Without a Solid Team You Can’t Build a Good Product
15 June, 2020
Principal & CTO at ArchetypeTech
I recently joined a team of six other developers who were reluctant to dedicate themselves to the company goals. They had poor knowledge of the breadth of technology, and no appreciation of what both the business and product were capable of doing. I could attribute this to them being inexperienced but they were also lacking a work-ethos that could propel the technology forward. I was brought in as a senior developer because the leadership didn’t want to upset other developers by abruptly imposing a lead role on them. I identified two groups of problems: team and their processes. I decided to first focus on dealing with team-related problems since without buy-in from the team it would be challenging to optimize the team’s process let alone work towards building a good product.
First off, I had to understand what was happening in the team and do a knowledge download from them. After I did that I could think about revamping the team so that we could perform better and get the expected results. During my first week I had one-on-ones with everybody on the team as I was trying to get to know them better - to understand their problems, motivation, values, sense of ownership of the product - but also, to learn about roles and responsibilities across the team.
I used the one-on-ones to also communicate my values and my motivation and prepare them for inevitable changes. I would explicitly state what is expected from my teams and let them make their own conclusions about what changes on their part that would imply.
For example, our build times were upto 20 minutes and it seemed the team didn’t care about this inefficiency and that alone spoke volumes about the team itself. I would state that these kinds of inefficiencies were unacceptable and that we were going to take drastic steps to address this.
I experienced a lot of antagonism and pushbacks from other senior developers. They were initially reluctant to even answer my questions and were - as often is the case in stagnating teams - quick to blame the leadership. Their blaming of the leadership meant that their ownership of the product was rather low as they kept on dwelling on frustrations.

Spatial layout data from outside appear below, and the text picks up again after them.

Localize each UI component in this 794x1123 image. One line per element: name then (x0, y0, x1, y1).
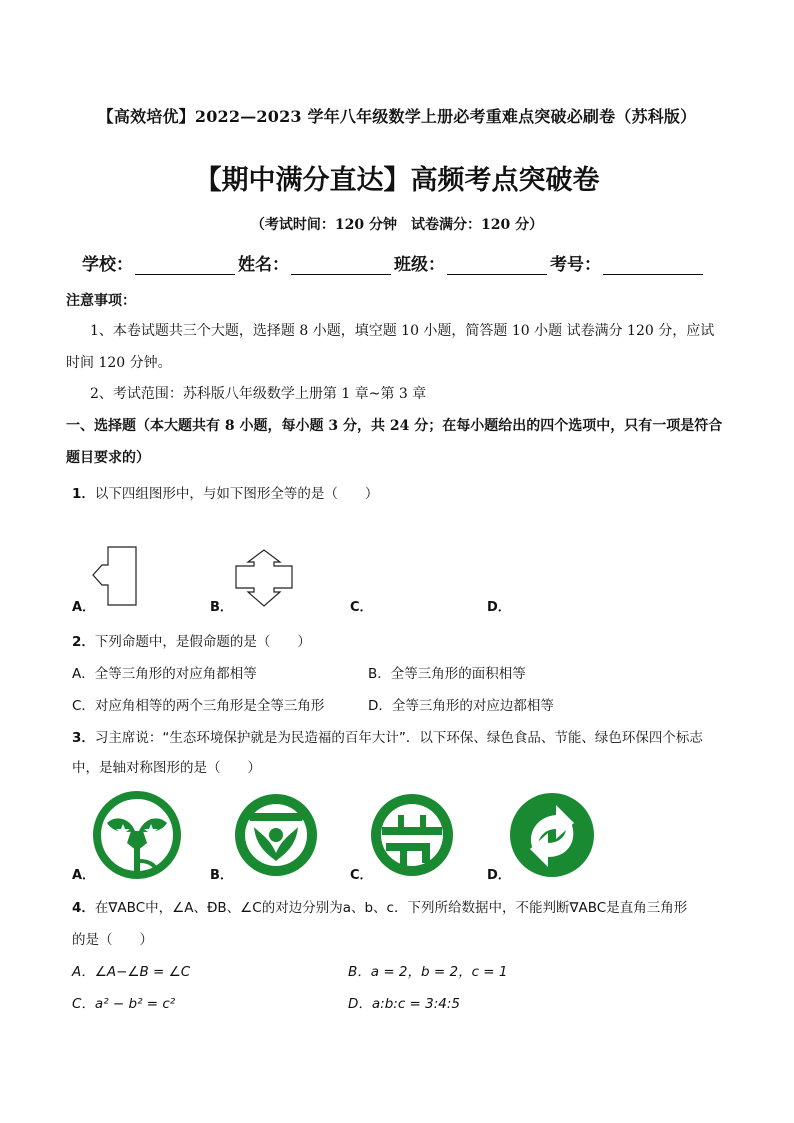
notice-title: 注意事项： (66, 293, 136, 309)
paper-title: 【期中满分直达】高频考点突破卷 (194, 165, 600, 196)
question-number: 1． (72, 486, 95, 502)
q4-option-c[interactable]: C．a² − b² = c² (72, 996, 176, 1012)
q3-logo-b-green-food-icon (232, 791, 320, 879)
q1-option-b[interactable]: B． (210, 600, 233, 615)
q2-option-a[interactable]: A．全等三角形的对应角都相等 (72, 666, 257, 682)
q4-option-a[interactable]: A．∠A−∠B = ∠C (72, 964, 191, 980)
question-3-line-2: 中，是轴对称图形的是（ ） (72, 760, 261, 776)
school-label: 学校： (82, 255, 133, 275)
number-label: 考号： (550, 255, 601, 275)
question-number: 2． (72, 634, 95, 650)
question-text: 下列命题中，是假命题的是（ ） (94, 634, 311, 650)
question-number: 4． (72, 900, 95, 916)
q3-logo-d-recycle-icon (508, 791, 596, 879)
q3-option-c[interactable]: C． (350, 868, 373, 883)
question-1 (72, 482, 378, 502)
notice-item-2: 2、考试范围：苏科版八年级数学上册第 1 章~第 3 章 (90, 386, 427, 402)
class-blank[interactable] (447, 256, 547, 275)
q2-option-b[interactable]: B．全等三角形的面积相等 (368, 666, 526, 682)
notice-item-1: 1、本卷试题共三个大题，选择题 8 小题，填空题 10 小题，简答题 10 小题 试卷满分 120 分，应试时间 120 分钟。 (66, 323, 715, 371)
q1-option-a[interactable]: A． (72, 600, 96, 615)
q2-option-c[interactable]: C．对应角相等的两个三角形是全等三角形 (72, 698, 325, 714)
q1-option-d[interactable]: D． (487, 600, 511, 615)
q3-logo-c-energy-saving-icon (368, 791, 456, 879)
q4-option-b[interactable]: B．a = 2，b = 2，c = 1 (348, 964, 508, 980)
question-4 (72, 896, 742, 916)
school-blank[interactable] (135, 256, 235, 275)
question-text-line-1: 在∇ABC中，∠A、ÐB、∠C的对边分别为a、b、c．下列所给数据中，不能判断∇ABC是直角三角形 (94, 900, 688, 916)
q1-option-c[interactable]: C． (350, 600, 373, 615)
question-2 (72, 630, 311, 650)
q2-option-d[interactable]: D．全等三角形的对应边都相等 (368, 698, 554, 714)
section-1-title: 一、选择题（本大题共有 8 小题，每小题 3 分，共 24 分；在每小题给出的四个选项中，只有一项是符合题目要求的） (66, 418, 723, 466)
name-label: 姓名： (238, 255, 289, 275)
number-blank[interactable] (603, 256, 703, 275)
question-3 (72, 726, 732, 746)
name-blank[interactable] (291, 256, 391, 275)
q1-option-a-figure (90, 545, 140, 607)
student-info-row (82, 250, 706, 275)
question-text: 以下四组图形中，与如下图形全等的是（ ） (94, 486, 379, 502)
class-label: 班级： (394, 255, 445, 275)
q3-option-b[interactable]: B． (210, 868, 233, 883)
q3-option-d[interactable]: D． (487, 868, 511, 883)
paper-header: 【高效培优】2022—2023 学年八年级数学上册必考重难点突破必刷卷（苏科版） (97, 107, 697, 126)
paper-subtitle: （考试时间：120 分钟 试卷满分：120 分） (250, 217, 544, 233)
q3-logo-a-eco-icon (93, 791, 181, 879)
question-number: 3． (72, 730, 95, 746)
q3-option-a[interactable]: A． (72, 868, 96, 883)
q4-option-d[interactable]: D．a:b:c = 3:4:5 (348, 996, 461, 1012)
question-text-line-1: 习主席说：“生态环境保护就是为民造福的百年大计”．以下环保、绿色食品、节能、绿色环保四个标志 (94, 730, 703, 746)
q1-option-b-figure (232, 548, 296, 610)
question-4-line-2: 的是（ ） (72, 932, 153, 948)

While my initial talks announced the future changes, I knew that nothing would speak louder than action so I rolled my sleeves up and did some hard work. I identified the highest value item in terms of speed and efficiency and worked for a week to upgrade it to the latest version of Webpack. The problem was that in 2019 we were using the long-outdated version 1 of Webpack, a common build-tool in front-end technology, that was wasting our time on every build. After the upgrade, we witnessed a huge increase in speed and productivity. This was a simple entry-point that had a great impact. By doing the upgrade myself I wanted to lead by example and do something that is challenging. I moved from the phase this is what we are going to do to a phase this is what we are doing right now that was really about reclaiming the ownership and demonstrating my values. Also, I was able to demonstrate how solving small problems could have a lasting and profound impact on our work.
I worked for some time in the startup world where people are eager to learn and change, therefore I underestimated how firmly people can resist change and how stagnant they could be and have since learned to be most cognizant of how human-nature plays in the team.
I also had to manage the expectations of my leadership and to explain the proposed changes and their business value to my direct boss and project managers. It was demanding to do leadership both ways in my team so I had to learn to manage my leadership capital.